Could you row into the middle of the lake, without friends or family,
would that bring a quiet although lonely respite, satisfactory
to those who are used to being alone, although one hankers for a dog
as a companion, who looks up to you, depending upon you for sustenance,
for food and for shelter, wagging its tail, hanging its tongue out.
Only the weekends, unextended with vacation or personal days,
bring you respite now, your furloughs and holidays spent.
For my furlough week this year, I chose the week before Labor Day,
while the sun still warmed the lawns and gardens,
spending no small amount of time trimming my lawn and weeding my garden,
some weeds with milky pods or stems, some with thorns
or velvet-textured pulpy leaves and impossibly tenacious roots,
ensuring the plant's recurrence next season, suggesting
those eastern resurrection gods who submerge in winter but
in summer ascend before Phoebus--who knows what
poisons or medicinal properties they offer, conceal?
Among the gates of airports in post-industrial cities
and between the broken tarmac and the faded traffic stripes,
rise weeds to a nearly human height, scattering their spores
to the winds that are borne from the Arctic.
Terrorists don't need to hold such airports under siege,
all they need to do is tie up outbound traffic.

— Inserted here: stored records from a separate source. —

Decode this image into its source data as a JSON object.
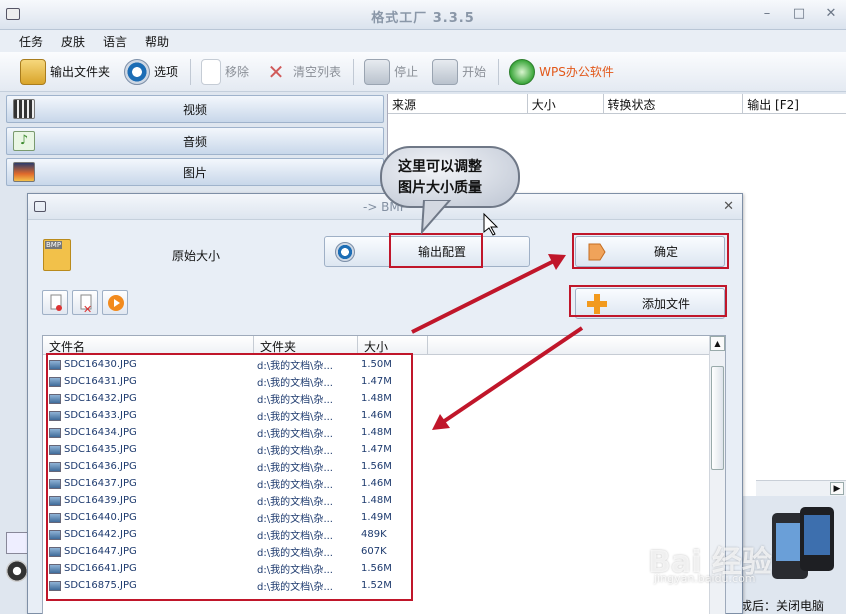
{
  "window": {
    "title": "格式工厂 3.3.5"
  },
  "menu": [
    "任务",
    "皮肤",
    "语言",
    "帮助"
  ],
  "toolbar": {
    "output_folder": "输出文件夹",
    "options": "选项",
    "remove": "移除",
    "clear_list": "清空列表",
    "stop": "停止",
    "start": "开始",
    "wps": "WPS办公软件"
  },
  "categories": [
    "视频",
    "音频",
    "图片"
  ],
  "task_columns": [
    "来源",
    "大小",
    "转换状态",
    "输出 [F2]"
  ],
  "status_text": "成后：关闭电脑",
  "dialog": {
    "title": "-> BMP",
    "format_badge": "BMP",
    "original_size": "原始大小",
    "output_config": "输出配置",
    "ok": "确定",
    "add_file": "添加文件",
    "columns": [
      "文件名",
      "文件夹",
      "大小"
    ],
    "files": [
      {
        "name": "SDC16430.JPG",
        "folder": "d:\\我的文档\\杂...",
        "size": "1.50M"
      },
      {
        "name": "SDC16431.JPG",
        "folder": "d:\\我的文档\\杂...",
        "size": "1.47M"
      },
      {
        "name": "SDC16432.JPG",
        "folder": "d:\\我的文档\\杂...",
        "size": "1.48M"
      },
      {
        "name": "SDC16433.JPG",
        "folder": "d:\\我的文档\\杂...",
        "size": "1.46M"
      },
      {
        "name": "SDC16434.JPG",
        "folder": "d:\\我的文档\\杂...",
        "size": "1.48M"
      },
      {
        "name": "SDC16435.JPG",
        "folder": "d:\\我的文档\\杂...",
        "size": "1.47M"
      },
      {
        "name": "SDC16436.JPG",
        "folder": "d:\\我的文档\\杂...",
        "size": "1.56M"
      },
      {
        "name": "SDC16437.JPG",
        "folder": "d:\\我的文档\\杂...",
        "size": "1.46M"
      },
      {
        "name": "SDC16439.JPG",
        "folder": "d:\\我的文档\\杂...",
        "size": "1.48M"
      },
      {
        "name": "SDC16440.JPG",
        "folder": "d:\\我的文档\\杂...",
        "size": "1.49M"
      },
      {
        "name": "SDC16442.JPG",
        "folder": "d:\\我的文档\\杂...",
        "size": "489K"
      },
      {
        "name": "SDC16447.JPG",
        "folder": "d:\\我的文档\\杂...",
        "size": "607K"
      },
      {
        "name": "SDC16641.JPG",
        "folder": "d:\\我的文档\\杂...",
        "size": "1.56M"
      },
      {
        "name": "SDC16875.JPG",
        "folder": "d:\\我的文档\\杂...",
        "size": "1.52M"
      }
    ]
  },
  "annotation": {
    "callout_line1": "这里可以调整",
    "callout_line2": "图片大小质量",
    "color": "#c0162a"
  },
  "watermark": {
    "logo": "Bai 经验",
    "url": "jingyan.baidu.com"
  }
}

Counter-terrorists besiege the post-industrial airports.
It's ideas that are the poisonous weeds rooted in the minds
of both, scattered among the winds like so many spores
that refuse to acknowledge borders or the gates of airports,
the weeds are bringing the wild back to entwine among the ingenious
structures, a field already reforested, repopulated with vines
entwined among the video terminals and concession stands
where Milk-Duds rot among and feed the milkweed
bursting through the summer with the frequency of incendiary devices
released from the hand of the fighter egged on by imam or Bakuninist,
although there remains nothing to conquer but unregistered space
of weeds among perennials I cannot claw from soil, once on my knees, enough.